Somers published her first diet book, Suzanne Somers’ Eat Great, Lose Weight, in 1997. After her series went off the air the following year, she continued to build up her business, writing another autobiography, After the Fall: How I Picked Myself Up,
Dusted Myself Off, and Started All Over Again (1998) and several more diet books.
In March 2001, Somers revealed that she had been battling breast cancer during an appearance on Larry King Live. She made the announcement in response to some tabloid rumors that she got liposuction to look good. The surgery, Somers explained, had been to fix some swelling related to her medical treatments. “Saying the words publicly out loud—‘I have breast cancer’—rocked my soul,” she later said, according to People magazine. The news broke at the same time as Somers was promoting her latest health and fitness title, Eat, Cheat, and Melt the Fat Away.
Somers had been diagnosed with breast in April 2000, and doctors performed a lumpectomy. After surgery, Somers had radiation treatment, but she decided against having chemotherapy. She chose to take an alternative treatment called Iscador. Her course of treatment soon became a subject of public debate with some doctors and others criticizing Somers for her actions. She was also chastised for continuing to take hormones after her treatments against her doctors’ advice.
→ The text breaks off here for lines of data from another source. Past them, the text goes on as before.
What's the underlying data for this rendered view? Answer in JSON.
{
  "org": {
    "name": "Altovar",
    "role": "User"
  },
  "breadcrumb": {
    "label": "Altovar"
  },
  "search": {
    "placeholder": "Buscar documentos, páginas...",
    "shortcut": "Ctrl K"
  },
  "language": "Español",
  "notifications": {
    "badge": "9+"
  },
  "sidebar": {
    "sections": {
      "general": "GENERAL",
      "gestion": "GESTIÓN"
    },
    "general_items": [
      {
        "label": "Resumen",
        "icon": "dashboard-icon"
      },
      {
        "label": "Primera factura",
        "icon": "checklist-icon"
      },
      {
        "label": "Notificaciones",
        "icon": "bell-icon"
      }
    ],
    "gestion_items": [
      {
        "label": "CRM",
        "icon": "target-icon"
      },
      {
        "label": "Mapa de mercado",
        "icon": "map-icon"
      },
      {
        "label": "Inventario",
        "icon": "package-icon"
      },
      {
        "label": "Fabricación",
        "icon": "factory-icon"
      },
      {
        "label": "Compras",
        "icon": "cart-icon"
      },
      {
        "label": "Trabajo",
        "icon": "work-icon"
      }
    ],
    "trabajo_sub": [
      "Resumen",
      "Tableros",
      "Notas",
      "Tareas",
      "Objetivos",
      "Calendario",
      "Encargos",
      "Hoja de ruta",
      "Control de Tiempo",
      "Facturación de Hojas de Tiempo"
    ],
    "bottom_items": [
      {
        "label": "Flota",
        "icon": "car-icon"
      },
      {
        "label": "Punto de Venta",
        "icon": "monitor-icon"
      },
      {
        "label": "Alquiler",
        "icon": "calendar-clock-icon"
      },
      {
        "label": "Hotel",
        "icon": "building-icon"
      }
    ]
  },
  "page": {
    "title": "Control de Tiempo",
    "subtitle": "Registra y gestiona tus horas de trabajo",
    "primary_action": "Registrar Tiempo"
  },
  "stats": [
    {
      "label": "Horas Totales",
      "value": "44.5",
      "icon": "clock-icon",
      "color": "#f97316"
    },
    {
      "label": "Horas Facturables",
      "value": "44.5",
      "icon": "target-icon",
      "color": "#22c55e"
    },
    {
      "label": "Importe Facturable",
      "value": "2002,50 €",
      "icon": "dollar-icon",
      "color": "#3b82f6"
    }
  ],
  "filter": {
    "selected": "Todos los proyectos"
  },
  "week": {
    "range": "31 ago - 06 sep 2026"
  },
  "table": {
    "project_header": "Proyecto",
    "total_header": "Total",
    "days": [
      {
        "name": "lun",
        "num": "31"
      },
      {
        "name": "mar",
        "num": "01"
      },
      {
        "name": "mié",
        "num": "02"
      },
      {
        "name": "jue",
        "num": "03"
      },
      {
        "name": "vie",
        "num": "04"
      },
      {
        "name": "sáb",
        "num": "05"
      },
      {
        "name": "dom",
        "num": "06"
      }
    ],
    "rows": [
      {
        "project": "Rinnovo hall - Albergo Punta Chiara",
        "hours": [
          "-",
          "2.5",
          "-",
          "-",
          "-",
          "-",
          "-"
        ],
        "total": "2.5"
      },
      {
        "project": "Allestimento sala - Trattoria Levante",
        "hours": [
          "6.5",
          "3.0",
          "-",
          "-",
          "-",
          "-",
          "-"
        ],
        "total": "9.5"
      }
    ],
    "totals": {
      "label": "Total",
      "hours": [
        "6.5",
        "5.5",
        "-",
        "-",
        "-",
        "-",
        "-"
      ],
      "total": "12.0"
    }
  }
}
In July 2003, Somers tried her hand at the Broadway stage, starring in the autobiographical one-woman show, The Blonde in the Thunderbird. The show received mostly negative reviews and closed after only a few weeks.
Again caught up in controversy, Somers emerged as an advocate for bioidentical hormone replacement therapy. She believes that these natural, plant-based hormones have anti-aging properties and has promoted them in her two books, The Sexy Years (2004) and Ageless (2006). In 2007, Somers did knowledge some of the safety issues in an interview with Discover. “What bioidenticals have to offer me, I know is dangerous. . . . I don’t want fall into a life of sleeplessness and sexlessness and illness and depression and all the diseases that are by-products of the loss of hormones. I’m willing to take a risk.”
That same year, Somers faced a personal hardship. She and her husband lost their Malibu, California home during a wildfire in January. Fortunately, the couple was not home at the time. Somers issued a statement at the time, in which she said “My nature is to look at the glass half-full. . . We will rebuild, and I truly believe we will learn something great from this experience.”
Upon learning that actress Christina Applegate had breast cancer in 2008, Somers wrote her a letter offering her support.